I’m Not There – (USA – 2h15) de Todd Haynes avec Cate Blanchett, Christian Bale, Marcus Carl Franklin…
Non mercy
Depuis le début de sa carrière d’auteur « post – moderne – expérimental – et – tendance », Todd Haynes affiche un goût prononcé pour les hommages en forme de collage référentiel. Son parcours passionnant autant qu’irritant est jalonné de très belles réussites (Safe et Loin du Paradis), mais conserve un caractère assez limité sur le long terme.
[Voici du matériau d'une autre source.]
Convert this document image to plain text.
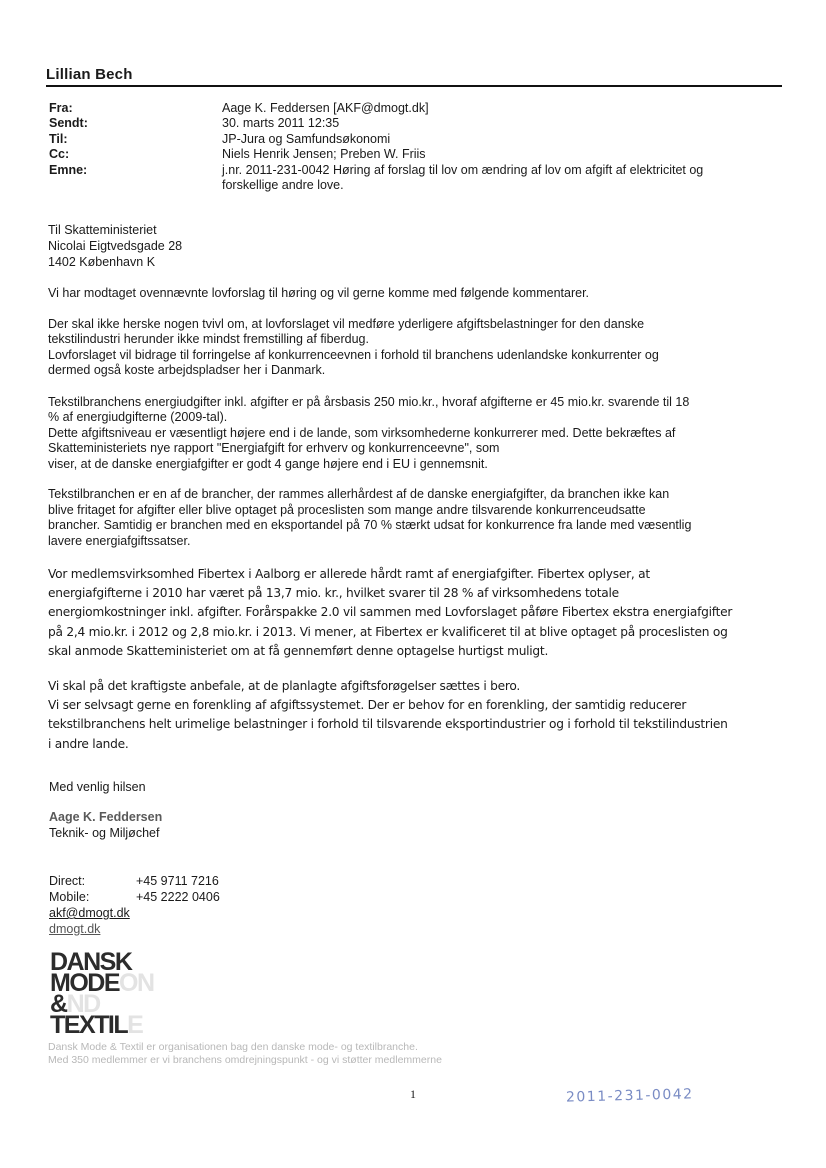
Lillian Bech
Fra:	Aage K. Feddersen [AKF@dmogt.dk]
Sendt:	30. marts 2011 12:35
Til:	JP-Jura og Samfundsøkonomi
Cc:	Niels Henrik Jensen; Preben W. Friis
Emne:	j.nr. 2011-231-0042 Høring af forslag til lov om ændring af lov om afgift af elektricitet og
forskellige andre love.
Til Skatteministeriet
Nicolai Eigtvedsgade 28
1402 København K

Vi har modtaget ovennævnte lovforslag til høring og vil gerne komme med følgende kommentarer.

Der skal ikke herske nogen tvivl om, at lovforslaget vil medføre yderligere afgiftsbelastninger for den danske

tekstilindustri herunder ikke mindst fremstilling af fiberdug.

Lovforslaget vil bidrage til forringelse af konkurrenceevnen i forhold til branchens udenlandske konkurrenter og

dermed også koste arbejdspladser her i Danmark.

Tekstilbranchens energiudgifter inkl. afgifter er på årsbasis 250 mio.kr., hvoraf afgifterne er 45 mio.kr. svarende til 18

% af energiudgifterne (2009-tal).

Dette afgiftsniveau er væsentligt højere end i de lande, som virksomhederne konkurrerer med. Dette bekræftes af

Skatteministeriets nye rapport "Energiafgift for erhverv og konkurrenceevne", som

viser, at de danske energiafgifter er godt 4 gange højere end i EU i gennemsnit.

Tekstilbranchen er en af de brancher, der rammes allerhårdest af de danske energiafgifter, da branchen ikke kan

blive fritaget for afgifter eller blive optaget på proceslisten som mange andre tilsvarende konkurrenceudsatte

brancher. Samtidig er branchen med en eksportandel på 70 % stærkt udsat for konkurrence fra lande med væsentlig

lavere energiafgiftssatser.

Vor medlemsvirksomhed Fibertex i Aalborg er allerede hårdt ramt af energiafgifter. Fibertex oplyser, at

energiafgifterne i 2010 har været på 13,7 mio. kr., hvilket svarer til 28 % af virksomhedens totale

energiomkostninger inkl. afgifter. Forårspakke 2.0 vil sammen med Lovforslaget påføre Fibertex ekstra energiafgifter

på 2,4 mio.kr. i 2012 og 2,8 mio.kr. i 2013. Vi mener, at Fibertex er kvalificeret til at blive optaget på proceslisten og

skal anmode Skatteministeriet om at få gennemført denne optagelse hurtigst muligt.

Vi skal på det kraftigste anbefale, at de planlagte afgiftsforøgelser sættes i bero.

Vi ser selvsagt gerne en forenkling af afgiftssystemet. Der er behov for en forenkling, der samtidig reducerer

tekstilbranchens helt urimelige belastninger i forhold til tilsvarende eksportindustrier og i forhold til tekstilindustrien

i andre lande.

Med venlig hilsen
Aage K. Feddersen
Teknik- og Miljøchef
Direct:	+45 9711 7216
Mobile:	+45 2222 0406
akf@dmogt.dk
dmogt.dk
DANSK
MODEON
&ND
TEXTILE
Dansk Mode & Textil er organisationen bag den danske mode- og textilbranche.
Med 350 medlemmer er vi branchens omdrejningspunkt - og vi støtter medlemmerne
1	2011-231-0042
C’est d’ailleurs de cet étalage clinquant et tape-à-l’œil que souffre principalement I’m Not There. On l’a déjà écrit dans ces pages et j’en parlais l’autre jour avec ma mère (qui a dit Henri Seard ?) : trop de figural tue le figural. Capter ne serait-ce qu’un infime éclat de la personnalité protéiforme de Bob Dylan exige sans doute un peu plus qu’un simple dispositif formel, aussi intelligent soit-il. Six corps pour six Dylan et autant d’effets de réflexion, c’est à la fois habile et un poil systémique. Car, dissocier ce qui ne fait qu’un revient fatalement à en extraire l’extraordinaire potentiel esthétique. Et, là où on espérait une déconstruction, Haynes nous accable d’une surproduction de sens, dénuée de profondeur. Dylan, débarrassé de son charme multipolaire, se décline donc avec insignifiance — et beaucoup de didactisme — sur le mode cow-boy 70’s (Gere, fade), protest singer habité (Bale, too much) ou icône électrique (Blanchett, très ressemblante), sans que jamais il n’en ressorte autre chose qu’une vision convenue du corps chantant. Celui-là même auquel Todd Haynes tente justement d’accéder en se livrant aux délices du mensonge fictionnel. C’est peut-être le pire dans I’m Not There : même animé de louables intentions, il continue à nous ennuyer.